Trust: Enable people to accurately track their pain experience, see it reflected in the app and predict their pain.

“I sometimes get cramps like unexpectedly, I have had it for years now for like 2 years. It makes me feel kind of weird, because when I get this cramps, I think, the (copper) IUD moved or something, and I get scared. […] So I would like an option
to specifically for that birth control to know like what’s normal and what’s not?”

Orient: Help people make sense of their pain by helping them understand it better and giving them guidance on what’s typical.

“I’ve sort of learned how to cope. I’m very much open to be honest, if there’s a better way. Maybe I don’t have to take painkillers, for example. Perhaps I can change my diet, or perhaps there’s something I can do prior to the cycle beginning. Whatever it is that the app can suggest to me, I suppose? That could be maybe preventative as opposed to coping with it.”

Empower: Enable people to advocate for themselves and support them in their journey to reduce and manage pain.

“So it’s quite as simple as asking other ladies how they’re coping and what they’re doing.”

Comfort: We comfort people by enabling them to see it’s ‘not in their head’, and by showing how their experiences are shared by many other people.

Closing the Data Gap

What is politely called ‘the research gap’ is more of a research ‘gaping crater’ when it comes to women’s health, with the direct consequence that millions of people are living with symptoms that could benefit from medical support, but too often it takes far, far too long for them to access that support and treatment.

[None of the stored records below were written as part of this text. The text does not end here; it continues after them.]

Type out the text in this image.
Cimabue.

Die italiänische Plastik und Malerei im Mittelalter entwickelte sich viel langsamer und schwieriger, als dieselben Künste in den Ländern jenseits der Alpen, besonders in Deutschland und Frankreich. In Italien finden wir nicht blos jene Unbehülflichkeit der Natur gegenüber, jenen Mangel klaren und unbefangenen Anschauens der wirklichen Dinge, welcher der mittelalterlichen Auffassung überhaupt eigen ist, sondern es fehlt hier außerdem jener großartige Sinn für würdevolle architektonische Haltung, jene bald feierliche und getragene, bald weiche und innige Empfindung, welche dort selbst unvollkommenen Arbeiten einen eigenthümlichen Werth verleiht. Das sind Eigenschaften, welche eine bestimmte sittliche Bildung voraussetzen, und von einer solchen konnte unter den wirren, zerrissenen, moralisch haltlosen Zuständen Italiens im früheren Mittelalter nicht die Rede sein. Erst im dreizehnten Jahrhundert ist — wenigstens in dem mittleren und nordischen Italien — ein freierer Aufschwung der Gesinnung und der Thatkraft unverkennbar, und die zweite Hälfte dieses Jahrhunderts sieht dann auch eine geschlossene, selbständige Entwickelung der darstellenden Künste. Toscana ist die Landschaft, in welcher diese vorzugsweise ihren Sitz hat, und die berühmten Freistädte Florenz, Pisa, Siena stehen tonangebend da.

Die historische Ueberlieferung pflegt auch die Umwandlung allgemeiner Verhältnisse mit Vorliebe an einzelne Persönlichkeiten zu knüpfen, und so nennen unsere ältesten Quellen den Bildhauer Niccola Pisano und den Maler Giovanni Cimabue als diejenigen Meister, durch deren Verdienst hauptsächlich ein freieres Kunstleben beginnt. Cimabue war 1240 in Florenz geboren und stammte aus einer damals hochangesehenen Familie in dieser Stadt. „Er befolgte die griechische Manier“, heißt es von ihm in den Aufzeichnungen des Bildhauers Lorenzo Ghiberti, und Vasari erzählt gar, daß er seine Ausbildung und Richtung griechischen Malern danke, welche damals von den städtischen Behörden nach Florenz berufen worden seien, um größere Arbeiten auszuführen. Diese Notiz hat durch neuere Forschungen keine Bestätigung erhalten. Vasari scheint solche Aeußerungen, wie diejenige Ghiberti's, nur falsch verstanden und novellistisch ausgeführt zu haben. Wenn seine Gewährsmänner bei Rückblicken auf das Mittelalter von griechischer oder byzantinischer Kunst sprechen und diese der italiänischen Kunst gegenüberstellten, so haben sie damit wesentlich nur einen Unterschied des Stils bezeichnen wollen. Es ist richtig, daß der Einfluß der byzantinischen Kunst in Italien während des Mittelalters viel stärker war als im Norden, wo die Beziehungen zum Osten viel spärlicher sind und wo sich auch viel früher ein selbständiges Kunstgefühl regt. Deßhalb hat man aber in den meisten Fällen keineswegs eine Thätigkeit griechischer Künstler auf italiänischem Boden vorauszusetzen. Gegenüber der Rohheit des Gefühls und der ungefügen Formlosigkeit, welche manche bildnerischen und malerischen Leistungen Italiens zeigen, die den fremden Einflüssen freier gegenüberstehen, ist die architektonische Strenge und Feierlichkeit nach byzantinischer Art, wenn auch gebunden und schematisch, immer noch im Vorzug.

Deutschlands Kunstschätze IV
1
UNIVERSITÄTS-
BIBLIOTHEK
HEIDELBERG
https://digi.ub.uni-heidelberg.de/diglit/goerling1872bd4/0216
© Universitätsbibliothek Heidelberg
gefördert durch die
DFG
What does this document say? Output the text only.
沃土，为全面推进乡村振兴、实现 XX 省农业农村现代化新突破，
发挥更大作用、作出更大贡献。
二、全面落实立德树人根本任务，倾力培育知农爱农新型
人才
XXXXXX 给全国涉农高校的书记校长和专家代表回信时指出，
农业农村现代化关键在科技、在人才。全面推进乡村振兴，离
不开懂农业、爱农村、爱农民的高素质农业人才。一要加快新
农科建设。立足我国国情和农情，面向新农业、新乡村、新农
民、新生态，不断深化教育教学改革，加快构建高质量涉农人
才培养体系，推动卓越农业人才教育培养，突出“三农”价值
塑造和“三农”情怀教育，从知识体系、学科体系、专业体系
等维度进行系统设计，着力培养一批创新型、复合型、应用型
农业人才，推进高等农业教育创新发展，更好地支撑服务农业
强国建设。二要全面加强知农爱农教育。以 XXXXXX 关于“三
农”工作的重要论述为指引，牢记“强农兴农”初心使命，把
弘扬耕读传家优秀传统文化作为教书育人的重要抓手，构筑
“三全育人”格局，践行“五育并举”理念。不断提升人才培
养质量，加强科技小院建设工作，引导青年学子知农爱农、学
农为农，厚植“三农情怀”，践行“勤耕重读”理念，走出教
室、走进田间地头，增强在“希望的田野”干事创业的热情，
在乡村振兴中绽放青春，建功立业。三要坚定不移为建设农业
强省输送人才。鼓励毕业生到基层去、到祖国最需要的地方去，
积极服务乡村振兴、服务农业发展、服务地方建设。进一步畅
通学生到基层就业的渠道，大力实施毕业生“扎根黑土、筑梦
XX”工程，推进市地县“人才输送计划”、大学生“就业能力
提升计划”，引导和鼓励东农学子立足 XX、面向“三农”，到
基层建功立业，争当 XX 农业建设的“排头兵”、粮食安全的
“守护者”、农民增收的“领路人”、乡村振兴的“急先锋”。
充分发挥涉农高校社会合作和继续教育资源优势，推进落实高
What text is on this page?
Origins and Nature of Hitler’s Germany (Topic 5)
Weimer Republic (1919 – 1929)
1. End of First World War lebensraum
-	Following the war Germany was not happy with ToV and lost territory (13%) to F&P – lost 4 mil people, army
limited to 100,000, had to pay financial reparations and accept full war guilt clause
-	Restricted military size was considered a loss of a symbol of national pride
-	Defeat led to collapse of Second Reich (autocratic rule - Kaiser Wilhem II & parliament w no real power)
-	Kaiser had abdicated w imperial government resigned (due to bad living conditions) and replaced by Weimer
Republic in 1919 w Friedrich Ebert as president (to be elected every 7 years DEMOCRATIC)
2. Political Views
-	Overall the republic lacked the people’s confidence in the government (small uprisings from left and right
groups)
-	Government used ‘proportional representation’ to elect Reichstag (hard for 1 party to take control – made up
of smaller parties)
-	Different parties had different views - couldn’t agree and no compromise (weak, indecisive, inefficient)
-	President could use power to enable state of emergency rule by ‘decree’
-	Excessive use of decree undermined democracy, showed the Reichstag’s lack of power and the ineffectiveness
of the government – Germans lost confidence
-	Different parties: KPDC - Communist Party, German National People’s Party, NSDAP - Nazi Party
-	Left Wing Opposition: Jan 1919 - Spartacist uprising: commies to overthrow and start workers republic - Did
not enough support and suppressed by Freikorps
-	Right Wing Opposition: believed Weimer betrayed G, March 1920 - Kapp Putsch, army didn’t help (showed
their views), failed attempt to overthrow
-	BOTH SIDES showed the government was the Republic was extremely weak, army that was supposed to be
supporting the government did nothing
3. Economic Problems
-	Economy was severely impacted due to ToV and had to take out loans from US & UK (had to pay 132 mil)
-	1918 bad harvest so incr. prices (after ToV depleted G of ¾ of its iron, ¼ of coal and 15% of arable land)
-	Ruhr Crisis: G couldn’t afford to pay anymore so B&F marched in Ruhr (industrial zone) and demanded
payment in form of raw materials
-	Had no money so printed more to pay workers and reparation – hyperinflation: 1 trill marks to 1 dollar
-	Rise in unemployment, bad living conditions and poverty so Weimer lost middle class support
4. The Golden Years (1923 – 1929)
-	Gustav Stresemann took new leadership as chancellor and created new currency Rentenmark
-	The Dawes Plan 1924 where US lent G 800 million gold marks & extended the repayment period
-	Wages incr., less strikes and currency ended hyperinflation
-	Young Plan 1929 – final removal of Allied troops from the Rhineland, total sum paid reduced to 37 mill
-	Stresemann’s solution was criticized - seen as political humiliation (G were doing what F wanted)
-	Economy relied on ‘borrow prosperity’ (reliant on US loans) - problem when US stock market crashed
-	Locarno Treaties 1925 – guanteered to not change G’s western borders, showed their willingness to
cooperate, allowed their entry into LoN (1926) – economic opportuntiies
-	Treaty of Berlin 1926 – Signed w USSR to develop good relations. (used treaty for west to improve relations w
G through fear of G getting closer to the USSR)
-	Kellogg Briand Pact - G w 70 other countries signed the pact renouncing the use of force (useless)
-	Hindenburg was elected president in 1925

Getting a diagnosis is required to get treatment. Getting a diagnosis means having data to show that someone is living with a health condition. Clue’s on a mission to create the world’s largest data set that matches people who have confirmed diagnoses, and the patterns in their menstrual cycles and wider tracked health data, with people who have those same patterns but do not yet have a diagnosis.

With this research, Clue hopes to uncover the insights and patterns related to menstrual health and these diagnoses, and develop personalised insights that will support people to engage with their health systems and accelerate their diagnoses and access the care that they deserve. Faster access to treatment and care means less pain, more productivity, less compounding health impacts and greater agency.

As the tapestry of women’s health unfolds, leaders like Rhiannon White and Clue stand at the forefront, weaving a narrative that goes beyond tracking cycles – it’s about empowering women and reshaping societal norms.